Esta mirada nos lleva a ver la positividad interior de cada cosa, su esencia única que la hace ser tal desde sí misma y en el encuentro con las demás.
El encuentro, junto con esta mirada, tiene otra condición que hace al corazón, a la alegría que experimenta el corazón ante la presencia viva del otro con quien me encuentro. La mirada abarcadora ensancha el ámbito del encuentro, el corazón se «deja tocar, herir, por «un rayo del ser del otro», como dice Guardini. Este horizonte y esta profundidad «afectada» son dos condiciones para que se de un verdadero encuentro.
Podemos agregar otras «virtudes» o capacidades que hay que poner en juego para que haya encuentro: ser generosos, sinceros, cordiales, comunicativos, participativos. Estas virtudes crean encuentro porque nos hacen interactuar bien con los demás.

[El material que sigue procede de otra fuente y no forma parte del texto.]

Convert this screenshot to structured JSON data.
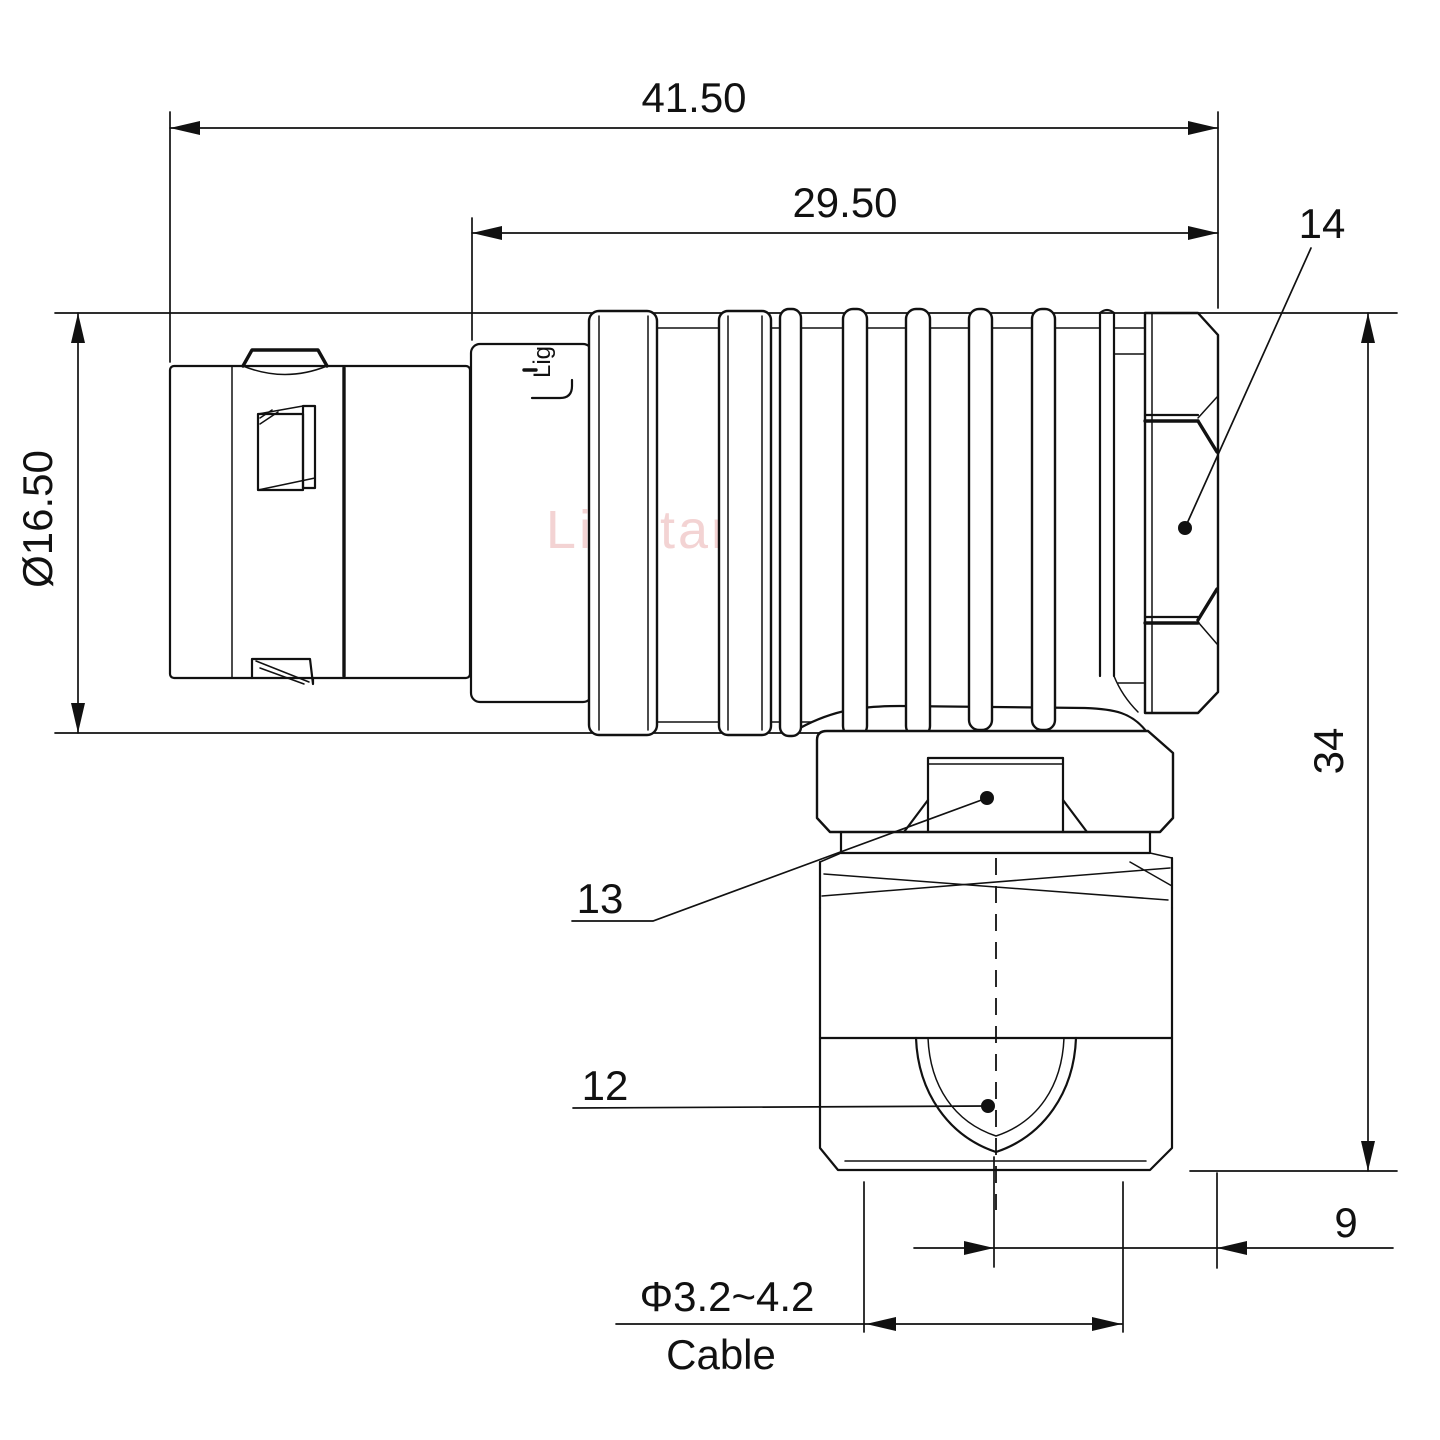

Así, debe quedar claro que solo en el encuentro podemos ser felices. No aislados -por más que tengamos todo lo que queramos para consumir-, no excluyendo a nadie, aunque parezca que a veces los otros son una carga y nos invaden.
Estas reflexiones han tenido por fin unir dos palabras «felicidad y encuentro».
La verdad de fe que dice que el Señor nos ha creado para la felicidad significa para nosotros, de ahora en más, que nos ha creado para el encuentro. Para el encuentro con Él, con los hombres nuestros hermanos y con todas las creaturas.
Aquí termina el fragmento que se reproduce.